Piñeros Annie R, Gao Hongyu, Wu Wenting, Liu Yunlong, Tersey Sarah A, Mirmira Raghavendra G
Department of Pediatrics, Indiana University School of Medicine, Indianapolis, IN 46202, USA.
Department of Medical and Molecular Genetics, Indiana University School of Medicine, Indianapolis, IN 46202, USA.
Metabolites. 2020 Dec 18;10(12):513. doi: 10.3390/metabo10120513.

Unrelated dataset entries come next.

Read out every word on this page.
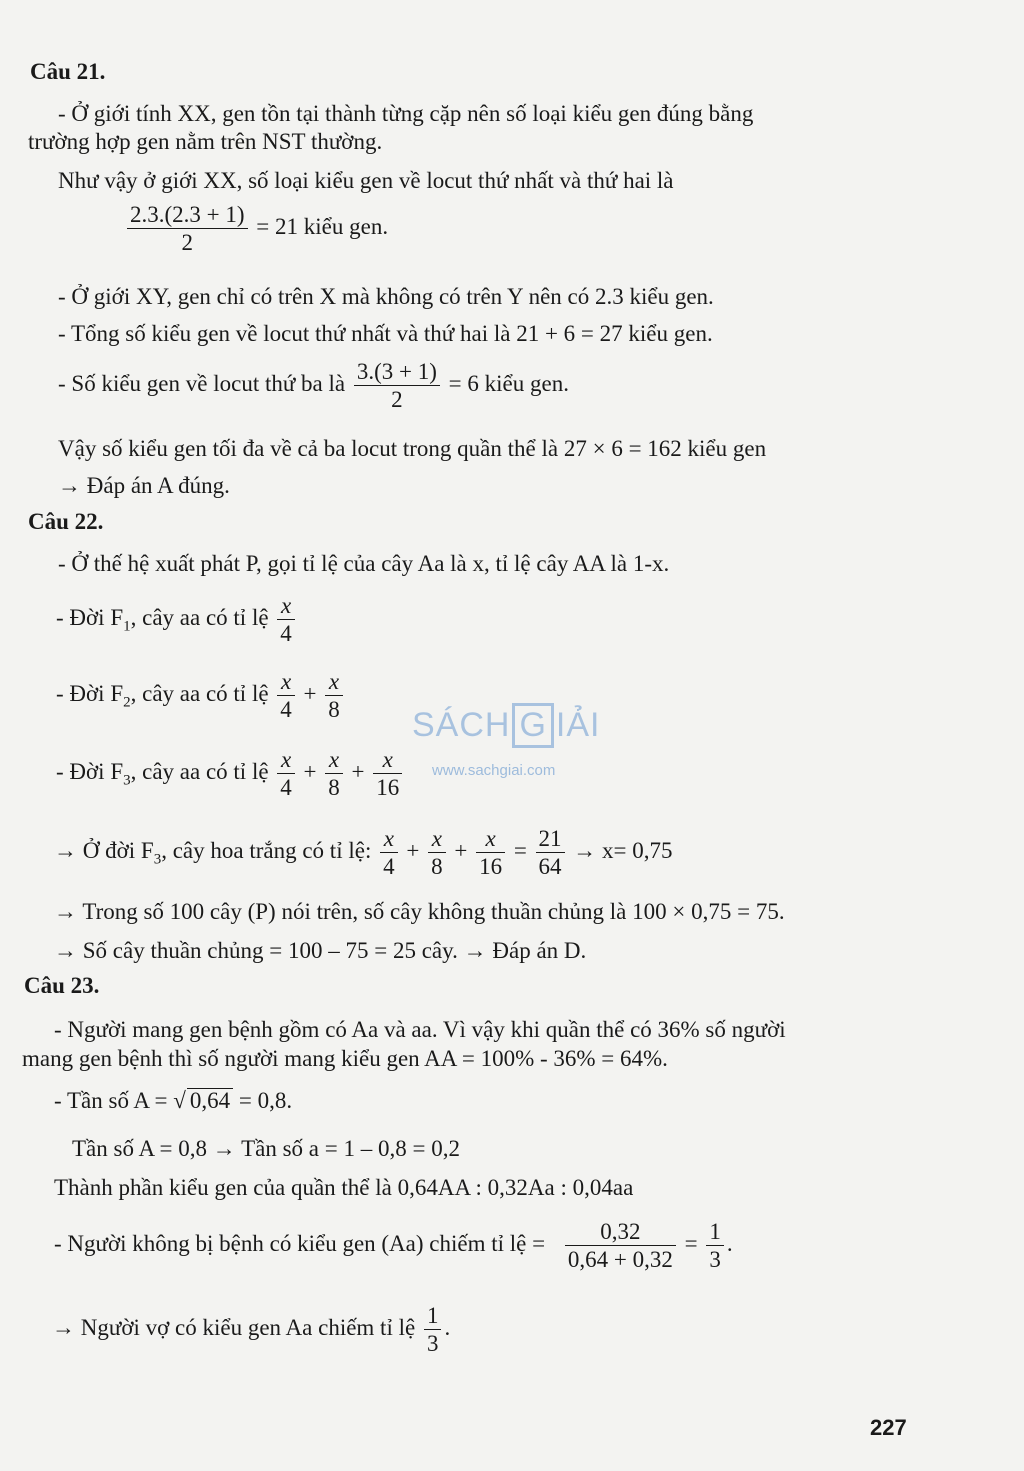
Câu 21.
- Ở giới tính XX, gen tồn tại thành từng cặp nên số loại kiểu gen đúng bằng
trường hợp gen nằm trên NST thường.
Như vậy ở giới XX, số loại kiểu gen về locut thứ nhất và thứ hai là
$\frac{2.3.(2.3 + 1)}{2} = 21$ kiểu gen.
- Ở giới XY, gen chỉ có trên X mà không có trên Y nên có 2.3 kiểu gen.
- Tổng số kiểu gen về locut thứ nhất và thứ hai là 21 + 6 = 27 kiểu gen.
- Số kiểu gen về locut thứ ba là $\frac{3.(3 + 1)}{2} = 6$ kiểu gen.
Vậy số kiểu gen tối đa về cả ba locut trong quần thể là 27 × 6 = 162 kiểu gen
→ Đáp án A đúng.
Câu 22.
- Ở thế hệ xuất phát P, gọi tỉ lệ của cây Aa là x, tỉ lệ cây AA là 1-x.
- Đời $F_1$, cây aa có tỉ lệ $\frac{x}{4}$
- Đời $F_2$, cây aa có tỉ lệ $\frac{x}{4} + \frac{x}{8}$
- Đời $F_3$, cây aa có tỉ lệ $\frac{x}{4} + \frac{x}{8} + \frac{x}{16}$
→ Ở đời $F_3$, cây hoa trắng có tỉ lệ: $\frac{x}{4} + \frac{x}{8} + \frac{x}{16} = \frac{21}{64} \to x= 0,75$
→ Trong số 100 cây (P) nói trên, số cây không thuần chủng là 100 × 0,75 = 75.
→ Số cây thuần chủng = 100 – 75 = 25 cây. → Đáp án D.
Câu 23.
- Người mang gen bệnh gồm có Aa và aa. Vì vậy khi quần thể có 36% số người
mang gen bệnh thì số người mang kiểu gen AA = 100% - 36% = 64%.
- Tần số A = √ 0,64 = 0,8.
Tần số A = 0,8 → Tần số a = 1 – 0,8 = 0,2
Thành phần kiểu gen của quần thể là 0,64AA : 0,32Aa : 0,04aa
- Người không bị bệnh có kiểu gen (Aa) chiếm tỉ lệ = $\frac{0,32}{0,64 + 0,32} = \frac{1}{3}$ .
→ Người vợ có kiểu gen Aa chiếm tỉ lệ $\frac{1}{3}$ .
SÁCH G IẢI
www.sachgiai.com
227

Obesity is closely associated with adipose tissue inflammation and insulin resistance. Dysglycemia and type 2 diabetes results when islet β cells fail to maintain appropriate insulin secretion in the face of insulin resistance. To clarify the early transcriptional events leading to β-cell failure in the setting of obesity, we fed male C57BL/6J mice an obesogenic, high-fat diet (60% kcal from fat) or a control diet (10% kcal from fat) for one week, and islets from these mice (from four high-fat- and three control-fed mice) were subjected to single-cell RNA sequencing (sc-RNAseq) analysis. Islet endocrine cell types (α cells, β cells, δ cells, PP cells) and other resident cell types (macrophages, T cells) were annotated by transcript profiles and visualized using Uniform Manifold Approximation and Projection for Dimension Reduction (UMAP) plots. UMAP analysis revealed distinct cell clusters (11 for β cells, 5 for α cells, 3 for δ cells, PP cells, ductal cells, endothelial cells), emphasizing the heterogeneity of cell populations in the islet. Collectively, the clusters containing the majority of β cells showed the fewest gene expression changes, whereas clusters harboring the minority of β cells showed the most changes. We identified that distinct β-cell clusters downregulate genes associated with the endoplasmic reticulum stress response and upregulate genes associated with insulin secretion, whereas others upregulate genes that impair insulin secretion, cell proliferation, and cell survival. Moreover, all β-cell clusters negatively regulate genes associated with immune response activation. Glucagon-producing α cells exhibited patterns similar to β cells but, again, in clusters containing the minority of α cells. Our data indicate that an early transcriptional response in islets to an obesogenic diet reflects an attempt by distinct populations of β cells to augment or impair cellular function and/or reduce inflammatory responses as possible harbingers of ensuing insulin resistance.
肥胖与脂肪组织炎症和胰岛素抵抗密切相关。当胰岛β细胞在面对胰岛素抵抗时无法维持适当的胰岛素分泌,就会导致血糖异常和2型糖尿病。为了阐明在肥胖情况下导致β细胞功能衰竭的早期转录事件,我们给雄性C57BL/6J小鼠喂食致肥胖的高脂肪饮食(脂肪提供60%的千卡热量)或对照饮食(脂肪提供10%的千卡热量)一周,然后对这些小鼠(来自4只喂食高脂肪饮食和3只喂食对照饮食的小鼠)的胰岛进行单细胞RNA测序(sc-RNAseq)分析。胰岛内分泌细胞类型(α细胞、β细胞、δ细胞、PP细胞)和其他驻留细胞类型(巨噬细胞、T细胞)通过转录谱进行注释,并使用均匀流形近似和投影降维(UMAP)图进行可视化。UMAP分析揭示了不同的细胞簇(β细胞有11个,α细胞有5个,δ细胞、PP细胞、导管细胞、内皮细胞各有3个),强调了胰岛中细胞群体的异质性。总体而言,包含大多数β细胞的簇显示出最少的基因表达变化,而包含少数β细胞的簇显示出最多的变化。我们发现,不同的β细胞簇下调与内质网应激反应相关的基因,上调与胰岛素分泌相关的基因,而其他簇则上调损害胰岛素分泌、细胞增殖和细胞存活的基因。此外,所有β细胞簇均对与免疫反应激活相关的基因起负调控作用。产生胰高血糖素的α细胞表现出与β细胞相似的模式,但同样是在包含少数α细胞的簇中。我们的数据表明,胰岛对致肥胖饮食的早期转录反应反映了不同群体的β细胞试图增强或损害细胞功能和/或减少炎症反应,这些可能是随后胰岛素抵抗的先兆。